Gosto de gente com a cabeça no lugar... de conteúdo interno, idealismo nos olhos e dois pés no chão da realidade. Gosto de gente que ri, chora, se emociona com uma simples carta, um telefonema.

Gosto de gente que se emociona com uma canção suave, um bom filme,  um bom livro, um gesto de carinho, um abraço de afago. Gente que ama  e curte saudades, gosta de amigos, cultiva flores, ama os animais, admira paisagens , poeira e escuta.

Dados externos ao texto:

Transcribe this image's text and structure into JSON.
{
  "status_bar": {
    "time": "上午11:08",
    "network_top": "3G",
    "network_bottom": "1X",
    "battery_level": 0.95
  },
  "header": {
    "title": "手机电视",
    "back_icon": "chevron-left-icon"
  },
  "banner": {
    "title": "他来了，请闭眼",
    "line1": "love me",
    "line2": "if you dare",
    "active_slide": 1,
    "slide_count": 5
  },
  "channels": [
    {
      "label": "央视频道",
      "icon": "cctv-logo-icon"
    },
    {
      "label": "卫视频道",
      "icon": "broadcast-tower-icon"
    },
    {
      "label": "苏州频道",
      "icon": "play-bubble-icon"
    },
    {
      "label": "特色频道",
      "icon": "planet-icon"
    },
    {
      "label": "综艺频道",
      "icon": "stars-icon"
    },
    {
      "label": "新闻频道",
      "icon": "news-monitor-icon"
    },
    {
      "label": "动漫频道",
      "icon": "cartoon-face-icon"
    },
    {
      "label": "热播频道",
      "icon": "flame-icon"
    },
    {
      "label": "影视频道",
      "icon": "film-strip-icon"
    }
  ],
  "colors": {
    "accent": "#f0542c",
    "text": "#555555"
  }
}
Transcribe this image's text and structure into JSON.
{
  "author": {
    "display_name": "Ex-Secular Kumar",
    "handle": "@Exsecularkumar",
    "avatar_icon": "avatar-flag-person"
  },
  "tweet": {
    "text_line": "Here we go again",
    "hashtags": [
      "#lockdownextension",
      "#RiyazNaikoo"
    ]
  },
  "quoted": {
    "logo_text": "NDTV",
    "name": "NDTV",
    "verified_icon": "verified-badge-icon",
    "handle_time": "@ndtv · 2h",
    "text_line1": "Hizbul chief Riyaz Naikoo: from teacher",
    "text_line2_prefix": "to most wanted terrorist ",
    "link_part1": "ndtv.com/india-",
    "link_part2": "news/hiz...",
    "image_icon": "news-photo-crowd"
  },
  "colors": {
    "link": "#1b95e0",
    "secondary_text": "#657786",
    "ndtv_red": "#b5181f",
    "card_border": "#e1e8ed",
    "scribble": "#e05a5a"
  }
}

Gente que tem tempo para sorrir bondade, semear perdão, repartir ternura, compartilhar vivências... Gente que tem tempo para dar espaços  para as emoções  dentro de si, emoções que fluem  naturalmente  de dentro do seu ser. Gente que gosta de fazer coisas que gosta, sem fugir dos compromissos difíceis e inadiáveis, por mais desgastantes  que sejam.

Gente que colhe, orienta e se entende, aconselha, busca a verdade e quer sempre aprender, mesmo que seja de uma criança, de um pobre, de um analfabeto. Gosto de gente  de coração desarmado, sem ódio  e preconceitos baratos, com muito amor dentro de si.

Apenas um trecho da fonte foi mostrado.